Here's the receipts nobody wanted to see: Since the iShares Bitcoin Trust ETF (IBIT) started trading in January 2024, Bitcoin has gained roughly 50%. That's about what the S&P 500 delivered over the same stretch—solid, but not exactly the generational wealth generator narrative that Bitcoin influencers were pitching.
Meanwhile, gold surged approximately 135%.
Yeah, you read that right. Gold basically showed up to the performance review and Bitcoin forgot to bring its resume.
McGlone noted that despite all the institutional adoption hype surrounding spot ETFs, Bitcoin's returns have been relatively muted. The funds flowing into Bitcoin ETFs provided short-term price support, sure. But McGlone sees this as potentially marking the top of a crypto cycle—the climax of broad appreciation, after which enthusiasm waned and capital rotated elsewhere. Gold, meanwhile, kept shining as a macroeconomic hedge while Bitcoin behaved more like a risk-on asset that lost the plot.

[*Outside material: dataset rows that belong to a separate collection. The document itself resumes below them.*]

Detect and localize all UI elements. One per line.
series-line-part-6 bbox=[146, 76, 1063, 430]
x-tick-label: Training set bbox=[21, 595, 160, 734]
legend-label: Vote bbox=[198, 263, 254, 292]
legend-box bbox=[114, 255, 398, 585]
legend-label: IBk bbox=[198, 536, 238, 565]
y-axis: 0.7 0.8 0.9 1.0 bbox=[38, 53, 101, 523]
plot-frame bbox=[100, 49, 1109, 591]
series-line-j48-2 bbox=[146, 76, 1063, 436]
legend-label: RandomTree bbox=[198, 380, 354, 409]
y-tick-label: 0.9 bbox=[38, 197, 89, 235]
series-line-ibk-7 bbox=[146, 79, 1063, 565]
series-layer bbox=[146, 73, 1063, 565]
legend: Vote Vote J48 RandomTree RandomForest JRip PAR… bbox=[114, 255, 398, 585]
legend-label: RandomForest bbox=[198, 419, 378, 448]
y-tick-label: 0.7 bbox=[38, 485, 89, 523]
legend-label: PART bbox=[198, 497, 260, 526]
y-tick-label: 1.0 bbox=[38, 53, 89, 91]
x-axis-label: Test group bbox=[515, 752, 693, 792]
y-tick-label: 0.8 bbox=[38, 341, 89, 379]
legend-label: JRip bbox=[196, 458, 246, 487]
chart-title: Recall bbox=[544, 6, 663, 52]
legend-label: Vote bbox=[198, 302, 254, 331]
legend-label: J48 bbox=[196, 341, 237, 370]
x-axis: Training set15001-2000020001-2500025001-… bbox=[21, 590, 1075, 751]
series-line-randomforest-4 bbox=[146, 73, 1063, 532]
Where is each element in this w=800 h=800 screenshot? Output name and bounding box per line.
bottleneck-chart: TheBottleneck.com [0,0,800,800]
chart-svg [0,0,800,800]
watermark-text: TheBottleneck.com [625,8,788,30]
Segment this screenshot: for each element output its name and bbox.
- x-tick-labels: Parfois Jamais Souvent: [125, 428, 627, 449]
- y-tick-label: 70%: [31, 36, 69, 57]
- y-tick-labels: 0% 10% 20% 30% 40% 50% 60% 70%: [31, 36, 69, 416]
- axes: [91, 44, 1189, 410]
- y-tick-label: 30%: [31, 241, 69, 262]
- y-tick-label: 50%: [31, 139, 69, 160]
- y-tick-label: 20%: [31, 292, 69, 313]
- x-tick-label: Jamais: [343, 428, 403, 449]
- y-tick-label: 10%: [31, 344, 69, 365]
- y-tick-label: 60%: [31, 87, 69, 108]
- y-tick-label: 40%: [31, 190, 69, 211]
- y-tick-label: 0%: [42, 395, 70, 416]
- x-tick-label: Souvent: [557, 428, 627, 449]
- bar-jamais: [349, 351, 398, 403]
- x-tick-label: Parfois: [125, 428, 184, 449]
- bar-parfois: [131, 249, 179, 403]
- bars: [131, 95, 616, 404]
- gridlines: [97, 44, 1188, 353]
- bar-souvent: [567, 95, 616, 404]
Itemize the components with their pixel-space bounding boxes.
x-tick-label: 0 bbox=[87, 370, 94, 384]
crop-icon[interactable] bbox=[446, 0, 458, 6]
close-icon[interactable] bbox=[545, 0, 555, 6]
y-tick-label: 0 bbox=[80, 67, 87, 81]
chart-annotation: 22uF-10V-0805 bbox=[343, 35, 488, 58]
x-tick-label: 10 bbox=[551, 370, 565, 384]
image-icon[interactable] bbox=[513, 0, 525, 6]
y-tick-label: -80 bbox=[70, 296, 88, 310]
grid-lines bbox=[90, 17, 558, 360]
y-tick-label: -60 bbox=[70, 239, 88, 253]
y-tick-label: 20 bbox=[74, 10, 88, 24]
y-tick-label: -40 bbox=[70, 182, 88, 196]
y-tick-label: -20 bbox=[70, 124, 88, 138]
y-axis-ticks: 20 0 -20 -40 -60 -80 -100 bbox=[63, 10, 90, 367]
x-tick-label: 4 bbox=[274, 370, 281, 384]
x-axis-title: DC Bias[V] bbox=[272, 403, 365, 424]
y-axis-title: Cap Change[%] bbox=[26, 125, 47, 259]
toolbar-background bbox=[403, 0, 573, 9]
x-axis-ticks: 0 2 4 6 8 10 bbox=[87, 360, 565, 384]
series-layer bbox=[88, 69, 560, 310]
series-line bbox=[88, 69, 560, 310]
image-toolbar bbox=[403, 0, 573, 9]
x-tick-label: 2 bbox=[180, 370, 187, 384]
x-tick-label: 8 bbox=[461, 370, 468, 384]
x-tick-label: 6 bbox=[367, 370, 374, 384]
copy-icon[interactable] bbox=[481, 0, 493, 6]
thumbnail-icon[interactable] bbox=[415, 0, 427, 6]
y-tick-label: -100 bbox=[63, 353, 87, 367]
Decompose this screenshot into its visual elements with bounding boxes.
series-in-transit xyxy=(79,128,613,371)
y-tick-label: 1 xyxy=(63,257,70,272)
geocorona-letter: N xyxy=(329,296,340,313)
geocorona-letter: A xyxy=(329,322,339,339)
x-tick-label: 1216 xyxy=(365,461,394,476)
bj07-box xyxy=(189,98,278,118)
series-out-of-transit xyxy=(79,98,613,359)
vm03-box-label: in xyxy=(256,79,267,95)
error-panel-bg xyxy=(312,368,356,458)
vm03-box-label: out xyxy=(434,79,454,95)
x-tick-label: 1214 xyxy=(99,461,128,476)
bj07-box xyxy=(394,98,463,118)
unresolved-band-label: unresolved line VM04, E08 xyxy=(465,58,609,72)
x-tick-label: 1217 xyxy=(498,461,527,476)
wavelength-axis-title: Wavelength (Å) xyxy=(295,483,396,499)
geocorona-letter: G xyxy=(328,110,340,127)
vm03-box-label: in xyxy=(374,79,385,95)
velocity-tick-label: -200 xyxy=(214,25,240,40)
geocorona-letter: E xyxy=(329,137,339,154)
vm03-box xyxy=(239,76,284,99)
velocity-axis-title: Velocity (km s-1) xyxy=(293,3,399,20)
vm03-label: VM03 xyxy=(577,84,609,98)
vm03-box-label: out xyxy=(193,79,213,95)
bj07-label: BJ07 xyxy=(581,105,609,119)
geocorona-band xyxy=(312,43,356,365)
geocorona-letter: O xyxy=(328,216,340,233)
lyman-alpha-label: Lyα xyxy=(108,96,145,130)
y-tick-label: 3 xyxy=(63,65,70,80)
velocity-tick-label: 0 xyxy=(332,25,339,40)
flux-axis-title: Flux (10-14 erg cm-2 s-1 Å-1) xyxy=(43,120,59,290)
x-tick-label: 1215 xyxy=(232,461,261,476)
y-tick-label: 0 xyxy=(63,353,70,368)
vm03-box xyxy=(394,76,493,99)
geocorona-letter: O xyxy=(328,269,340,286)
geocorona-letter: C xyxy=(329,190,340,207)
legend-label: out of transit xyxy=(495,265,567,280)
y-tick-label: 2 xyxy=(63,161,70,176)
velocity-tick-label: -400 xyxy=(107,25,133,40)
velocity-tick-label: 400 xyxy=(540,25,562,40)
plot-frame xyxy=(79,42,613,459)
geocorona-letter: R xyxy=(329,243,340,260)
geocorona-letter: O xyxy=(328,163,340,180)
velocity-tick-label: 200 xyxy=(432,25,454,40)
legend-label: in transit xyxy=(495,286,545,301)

Amid this Bitcoin-versus-gold debate, BTC is holding around $71,251. It's down roughly 45% from its 2025 peak above $120,000—because why would anything in crypto be straightforward? That said, broader market optimism briefly pushed the top coin to $72,767 on April 7—the highest since March 18. Bitcoin notched more than 5% gains this month after recording its first green month following five consecutive months of losses.
Some bulls are predicting a rebound to $80,000. Analyst Fred Krueger suggested BTC could reclaim that level soon—soon being crypto's most flexible word. So far, though, Bitcoin failed to hold above $72,000, sliding to the current level like a degen who bought the top.
Daily trading volume dropped 29.6% to $35.6 billion, signaling cooling investor interest. For now, Bitcoin is consolidating—waiting for a catalyst to push it higher. Basically it's in crypto timeout, trying to figure out where it went wrong.